Is Slave Play something that you can actually like? That's a question that is as loaded as the conversation the play tries to start over three intermission-less acts. Opening with three scenes taking place on a plantation in the American South, what starts as a look at three relationships in the context of life on a plantation quickly dissolves into an academic essay with many questions that are left unanswered.

As the audience is introduced to the three couples at the center of the story, their reaction becomes a seventh characters as the first part continues. A mirror on the back wall of the set forces the audience to look at themselves and the reactions of those around them, bringing up questions about sex, love, and relationships. But it is when one man yells "Starbucks!" that this mirage of plantation life shatters. And what is actually going on starts to ask many questions.

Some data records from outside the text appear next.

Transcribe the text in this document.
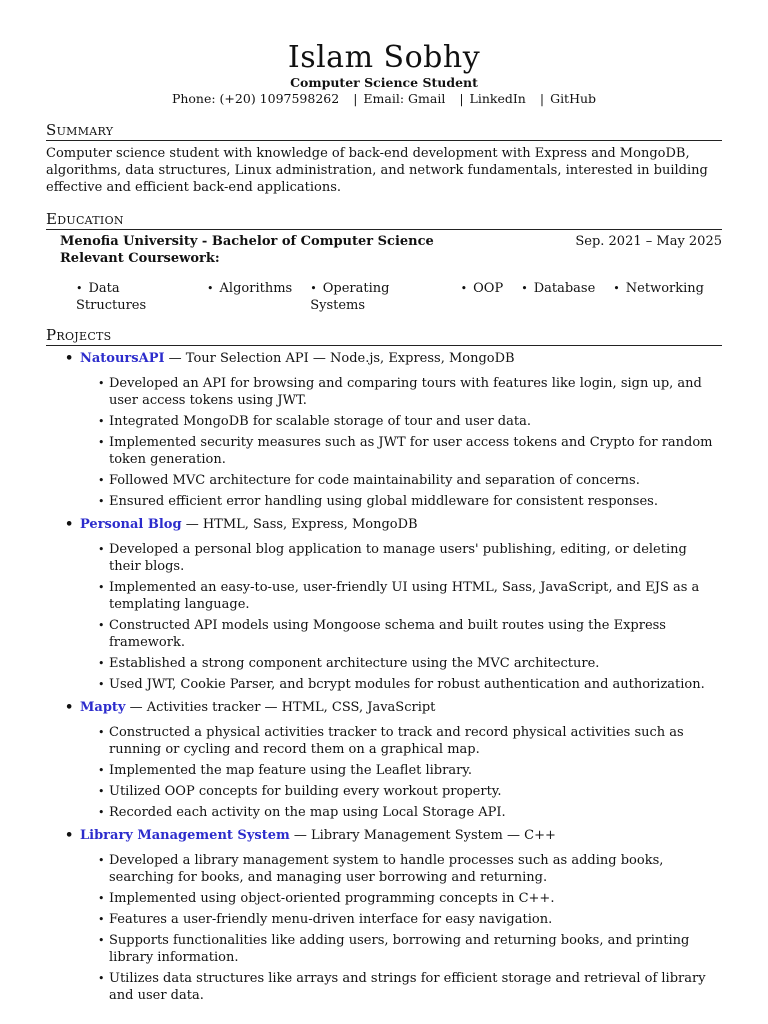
Islam Sobhy
Computer Science Student
Phone: (+20) 1097598262 | Email: Gmail | LinkedIn | GitHub
Summary
Computer science student with knowledge of back-end development with Express and MongoDB, algorithms, data structures, Linux administration, and network fundamentals, interested in building effective and efficient back-end applications.
Education
Menofia University - Bachelor of Computer Science	Sep. 2021 – May 2025
Relevant Coursework:
• Data Structures
• Algorithms	• Operating Systems
• OOP	• Database	• Networking
Projects
• NatoursAPI — Tour Selection API — Node.js, Express, MongoDB
• Developed an API for browsing and comparing tours with features like login, sign up, and user access tokens using JWT.
• Integrated MongoDB for scalable storage of tour and user data.
• Implemented security measures such as JWT for user access tokens and Crypto for random token generation.
• Followed MVC architecture for code maintainability and separation of concerns.
• Ensured efficient error handling using global middleware for consistent responses.
• Personal Blog — HTML, Sass, Express, MongoDB
• Developed a personal blog application to manage users' publishing, editing, or deleting their blogs.
• Implemented an easy-to-use, user-friendly UI using HTML, Sass, JavaScript, and EJS as a templating language.
• Constructed API models using Mongoose schema and built routes using the Express framework.
• Established a strong component architecture using the MVC architecture.
• Used JWT, Cookie Parser, and bcrypt modules for robust authentication and authorization.
• Mapty — Activities tracker — HTML, CSS, JavaScript
• Constructed a physical activities tracker to track and record physical activities such as running or cycling and record them on a graphical map.
• Implemented the map feature using the Leaflet library.
• Utilized OOP concepts for building every workout property.
• Recorded each activity on the map using Local Storage API.
• Library Management System — Library Management System — C++
• Developed a library management system to handle processes such as adding books, searching for books, and managing user borrowing and returning.
• Implemented using object-oriented programming concepts in C++.
• Features a user-friendly menu-driven interface for easy navigation.
• Supports functionalities like adding users, borrowing and returning books, and printing library information.
• Utilizes data structures like arrays and strings for efficient storage and retrieval of library and user data.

As two doors in the mirror open to reveal women in white lab coats, we slowly learn that they are conducting an experiment to help interracial couples reconnect, after feeling like one partner is no longer gaining pleasure from the other. They're trying to have them work out their issues via slavery role play, which raises the question of whether or not the relationship of an interracial couple can be rooted in history of slavery and how that might affect their relationship both physically and mentally. The idea of that is intriguing, and it aims to start a conversation. But the play begins to lag shortly after.

Considering Slave Play faced backlash that went as far as a petition to have it shut down during a run at New York Theatre Workshop, one would expect it to be much more impressionable and affecting. But it falls short by not fully digging into the questions it wants to answer, expecting the audience to pick up their pieces on the subway ride home.